- Born: 1893 Ufa, Russia
- Died: Unknown
- Occupation: Politician
- Political party: Party of Socialist Revolutionaries

= Grigorii Nikolaevich Maksimov =

Russian politician (1893–?)

Grigorii Nikolaevich Maksimov (Максимов Георгий Николаевич; 1893 – ?) was a Russian politician.

== Early life ==
He was born in 1893 in Ufa. Maksimov joined the Party of Socialist-Revolutionaries (PSR) in 1910. He was arrested on a number of occasions. He was intermittently in exile in Narym between 1911 and 1916. He escaped from exile, and stayed in France for a period.

== During the Russian Revolution ==

=== 1917 ===
During 1917, he was a leader of the PSR in Ufa. When the PSR split he sided with the Party of Left Socialist-Revolutionaries (internationalist), and became a member of the Ufa Governorate Committee of the PLSR(i).

=== 1918 ===
In early 1918, Maksimov went to Petrograd to attend the Third All-Russian Peasants Congress as a representative of the PLSR(i) from Ufa. He was elected as chairman of the congress and was inducted into the All-Russian Central Executive Committee. Maksimov became the vice chairman of the Moscow Regional Council of People's Commissars.
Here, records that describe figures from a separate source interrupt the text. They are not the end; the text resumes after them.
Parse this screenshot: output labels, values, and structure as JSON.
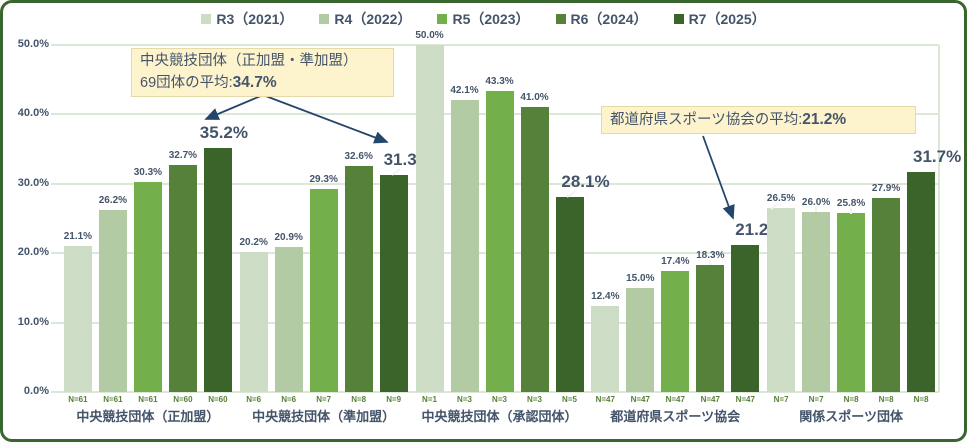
{
  "chart_data": {
    "type": "bar",
    "title": "",
    "xlabel": "",
    "ylabel": "",
    "ylim": [
      0,
      50
    ],
    "grid": true,
    "legend_position": "top",
    "y_ticks": [
      "0.0%",
      "10.0%",
      "20.0%",
      "30.0%",
      "40.0%",
      "50.0%"
    ],
    "value_suffix": "%",
    "categories": [
      "中央競技団体（正加盟）",
      "中央競技団体（準加盟）",
      "中央競技団体（承認団体）",
      "都道府県スポーツ協会",
      "関係スポーツ団体"
    ],
    "series": [
      {
        "name": "R3（2021）",
        "color": "#cdddc5",
        "values": [
          21.1,
          20.2,
          50.0,
          12.4,
          26.5
        ]
      },
      {
        "name": "R4（2022）",
        "color": "#b2cba4",
        "values": [
          26.2,
          20.9,
          42.1,
          15.0,
          26.0
        ]
      },
      {
        "name": "R5（2023）",
        "color": "#73af4b",
        "values": [
          30.3,
          29.3,
          43.3,
          17.4,
          25.8
        ]
      },
      {
        "name": "R6（2024）",
        "color": "#55813a",
        "values": [
          32.7,
          32.6,
          41.0,
          18.3,
          27.9
        ]
      },
      {
        "name": "R7（2025）",
        "color": "#3a6429",
        "values": [
          35.2,
          31.3,
          28.1,
          21.2,
          31.7
        ]
      }
    ],
    "n_labels": [
      [
        "N=61",
        "N=61",
        "N=61",
        "N=60",
        "N=60"
      ],
      [
        "N=6",
        "N=6",
        "N=7",
        "N=8",
        "N=9"
      ],
      [
        "N=1",
        "N=3",
        "N=3",
        "N=3",
        "N=5"
      ],
      [
        "N=47",
        "N=47",
        "N=47",
        "N=47",
        "N=47"
      ],
      [
        "N=7",
        "N=7",
        "N=8",
        "N=8",
        "N=8"
      ]
    ]
  },
  "annotations": {
    "ncf_box": {
      "line1": "中央競技団体（正加盟・準加盟）",
      "line2_prefix": "69団体の平均:",
      "line2_value": "34.7%"
    },
    "pref_box": {
      "prefix": "都道府県スポーツ協会の平均:",
      "value": "21.2%"
    }
  },
  "colors": {
    "text": "#44546a",
    "grid": "#dce8d6",
    "frame": "#39662e",
    "annotation_bg": "#fdf3cd",
    "annotation_border": "#e6d9a8",
    "arrow": "#24466b",
    "n_label": "#538135",
    "leader": "#f2f2f2",
    "background": "#ffffff"
  }
}
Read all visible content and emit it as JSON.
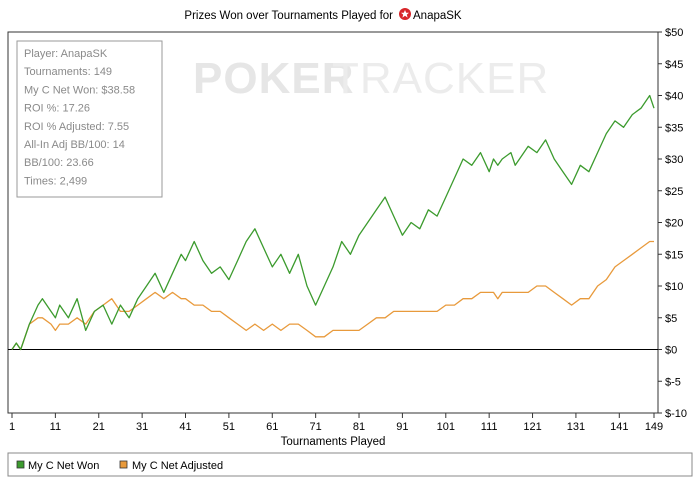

During the 6 July 1918 Left SR uprising, Maksimov was one of the members of the PLSR(i) faction at the Fifth All–Russian Congress of Soviets and was arrested at the Bolshoi Theatre during the crackdown of the revolt. Maksimov was released after a few days of detention. He left Moscow and stayed in hiding, fearing to be arrested again. Whilst underground he was informed that he had been elected in absentia to the Central Committee of the Party of Revolutionary Communism. He then returned to Moscow and would remain there for the remainder of 1918 and during 1919. He again became a member of the All-Russian Central Executive Committee.

=== 1919 ===
In 1919, Maksimov was part of the effort to unite the Party of Revolutionary Communism with other populist factions, on a platform of support of soviet power. But at the Fourth Party Congress of the Party of Revolutionary Communism held in October 1918, Maksimov and others who favoured unification with other populists were defeated by the group of Aleksei Ustinov. Subsequently the Central Committee majority decided to expel Evgenia Semenovskaya, Vladimir Zitta, Vladimir Bezel and Maksimov from the party for 'violation of party discipline' and for seeking unity with populist sectors (including groups such as the PLSR(i) or the PSR).

After being expelled from the Party of Revolutionary Communism, Maksimov's mandate in the All-Russian Central Executive Committee was declared invalid. Maksimov went underground again and moved to Ukraine. He was soon inducted into the Central Committee of the Ukrainian Party of Left-Socialist Revolutionaries (Borbists). When the Borbists merged into the Bolshevik party a few months later, Maksimov broke with the party.

== Later life ==
Maksimov returned to Moscow and enrolled in university. Maksimov became the chairman of the student section of the All-Russian Committee for Famine Relief. He was arrested along with other committee members, albeit soon released. He was arrested during other moments in the 1920s and detained for shorter periods. He graduated from Moscow State University in 1926, and he began working as an economist in different institutions. He was arrested in 1930 and spent three years at Suzdal prison. After release from Suzdal he was sent into internal exile, but he was again arrested. He was released from prison camp in 1954. He lived in Moscow again and was active as a painter. As of the late 1970s, Maksimov was a rare survivor among former participants of the 1917 revolutions in the Soviet Union. In 1980, his memoirs were published abroad.